Markets remain nervous following recent news that two U.S. banks had collapsed including the Silicon Valley Bank (SVB) – the country’s 16th largest. Even as American government agencies worked to ensure depositors get their money back, share prices of U.S. regional banks and mid-sized lenders, like the ones that had failed, remain volatile.
A classic bank run
In the case of Silicon Valley Bank (SVB), it was a classic bank run that led to its collapse. A bank run happens when most depositors lose confidence and demand their money be returned at the same time. But a typical bank can’t return a majority of its depositors’ money all at once. That’s because much of the depositors’ funds was lent to borrowers or was invested in financial instruments that mature over time.
SVB’s longer term bond investments were losing value. When some depositors discovered these losses, they demanded their deposits back from the bank. When other depositors followed suit, the bank collapsed as it couldn’t meet all the withdrawal demands.
An isolated incident or a system-wide risk?
Bank failures can be scary and lead to instability. One bank failure can trigger a panic that can bankrupt other perfectly solvent banks.

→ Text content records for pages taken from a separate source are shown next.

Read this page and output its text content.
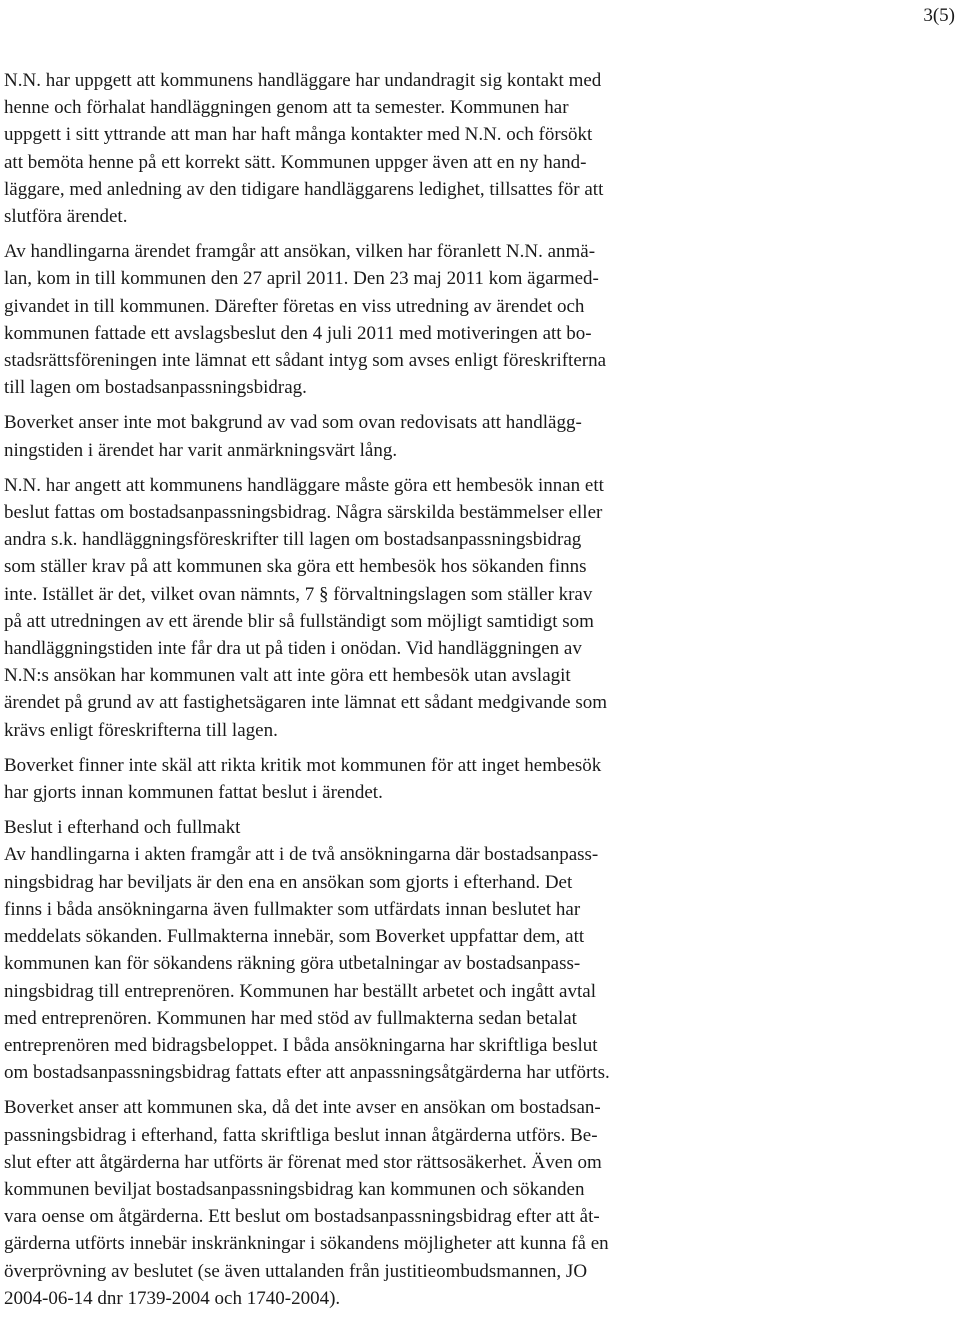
3(5)

N.N. har uppgett att kommunens handläggare har undandragit sig kontakt med
henne och förhalat handläggningen genom att ta semester. Kommunen har
uppgett i sitt yttrande att man har haft många kontakter med N.N. och försökt
att bemöta henne på ett korrekt sätt. Kommunen uppger även att en ny hand-
läggare, med anledning av den tidigare handläggarens ledighet, tillsattes för att
slutföra ärendet.

Av handlingarna ärendet framgår att ansökan, vilken har föranlett N.N. anmä-
lan, kom in till kommunen den 27 april 2011. Den 23 maj 2011 kom ägarmed-
givandet in till kommunen. Därefter företas en viss utredning av ärendet och
kommunen fattade ett avslagsbeslut den 4 juli 2011 med motiveringen att bo-
stadsrättsföreningen inte lämnat ett sådant intyg som avses enligt föreskrifterna
till lagen om bostadsanpassningsbidrag.

Boverket anser inte mot bakgrund av vad som ovan redovisats att handlägg-
ningstiden i ärendet har varit anmärkningsvärt lång.

N.N. har angett att kommunens handläggare måste göra ett hembesök innan ett
beslut fattas om bostadsanpassningsbidrag. Några särskilda bestämmelser eller
andra s.k. handläggningsföreskrifter till lagen om bostadsanpassningsbidrag
som ställer krav på att kommunen ska göra ett hembesök hos sökanden finns
inte. Istället är det, vilket ovan nämnts, 7 § förvaltningslagen som ställer krav
på att utredningen av ett ärende blir så fullständigt som möjligt samtidigt som
handläggningstiden inte får dra ut på tiden i onödan. Vid handläggningen av
N.N:s ansökan har kommunen valt att inte göra ett hembesök utan avslagit
ärendet på grund av att fastighetsägaren inte lämnat ett sådant medgivande som
krävs enligt föreskrifterna till lagen.

Boverket finner inte skäl att rikta kritik mot kommunen för att inget hembesök
har gjorts innan kommunen fattat beslut i ärendet.

Beslut i efterhand och fullmakt

Av handlingarna i akten framgår att i de två ansökningarna där bostadsanpass-
ningsbidrag har beviljats är den ena en ansökan som gjorts i efterhand. Det
finns i båda ansökningarna även fullmakter som utfärdats innan beslutet har
meddelats sökanden. Fullmakterna innebär, som Boverket uppfattar dem, att
kommunen kan för sökandens räkning göra utbetalningar av bostadsanpass-
ningsbidrag till entreprenören. Kommunen har beställt arbetet och ingått avtal
med entreprenören. Kommunen har med stöd av fullmakterna sedan betalat
entreprenören med bidragsbeloppet. I båda ansökningarna har skriftliga beslut
om bostadsanpassningsbidrag fattats efter att anpassningsåtgärderna har utförts.

Boverket anser att kommunen ska, då det inte avser en ansökan om bostadsan-
passningsbidrag i efterhand, fatta skriftliga beslut innan åtgärderna utförs. Be-
slut efter att åtgärderna har utförts är förenat med stor rättsosäkerhet. Även om
kommunen beviljat bostadsanpassningsbidrag kan kommunen och sökanden
vara oense om åtgärderna. Ett beslut om bostadsanpassningsbidrag efter att åt-
gärderna utförts innebär inskränkningar i sökandens möjligheter att kunna få en
överprövning av beslutet (se även uttalanden från justitieombudsmannen, JO
2004-06-14 dnr 1739-2004 och 1740-2004).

It pays to solve bank runs early. This is why the U.S. Federal Deposit Insurance Corporation (FDIC) acted quickly and committed to protect both insured and uninsured deposits of the two recently failed banks.

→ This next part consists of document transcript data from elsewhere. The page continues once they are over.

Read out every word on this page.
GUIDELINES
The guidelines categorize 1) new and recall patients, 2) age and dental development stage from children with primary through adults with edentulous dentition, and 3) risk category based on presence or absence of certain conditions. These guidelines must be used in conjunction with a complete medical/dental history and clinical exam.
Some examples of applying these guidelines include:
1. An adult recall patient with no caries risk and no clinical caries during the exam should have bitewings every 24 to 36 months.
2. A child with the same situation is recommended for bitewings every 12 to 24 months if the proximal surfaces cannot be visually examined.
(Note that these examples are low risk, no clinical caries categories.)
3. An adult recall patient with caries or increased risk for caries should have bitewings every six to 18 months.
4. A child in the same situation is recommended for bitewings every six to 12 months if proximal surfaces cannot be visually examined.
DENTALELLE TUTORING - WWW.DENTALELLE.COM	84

While SVB’s collapse is the largest bank failure since 2008, its concentrated customer base in the tech industry may not lead to a 2008-style financial crisis.
SVB – the first fatality of higher rates?
Monetary policy, or actions that central banks take, often take effect with a lag. Between March 2022 and now, the U.S. Federal Reserve (the Fed) has raised interest rates by over 4.5%, one of the fastest rate hike cycles in U.S. history. It appears that SVB is one of the early casualties of this aggressive tightening. Much of SVB’s long-term bond investments were profitable when interest rates were low. But they lost value with rapidly rising interest rates. Now that SVB’s failure has raised concerns about financial stability, the Fed has to walk a tight rope between fighting inflation and not damaging the financial system.
What does this all mean for Canada?
Compared to the U.S, Canadian banks are not as exposed to risky tech and start-up industries. But if broader borrowing conditions for customers and corporations freeze in the U.S. due to problems in the banking industry, Canada will likely feel the chill too.
Canadian markets fell in the past week because of volatility in the U.S. Our base case does not see the U.S. bank runs turning into a systemic event primarily because of swift U.S. government actions. We encourage Canadian investors with exposure to U.S. markets to remain calm. While we do see potential fallout for smaller banks with balance sheet concerns, few took as much risk as the banks that have so far suffered. Markets have also swiftly priced in these problems.
Looking forward, the most important signal for the market will come from the Fed later this month. If it signals a less aggressive interest rate move because of the SVB fallout, markets will interpret that the era of accelerated rate hikes are likely behind us. However, if the Fed continues its aggressive rate hiking policy to fight inflation, we expect volatility ahead not just for the U.S. but also for Canada.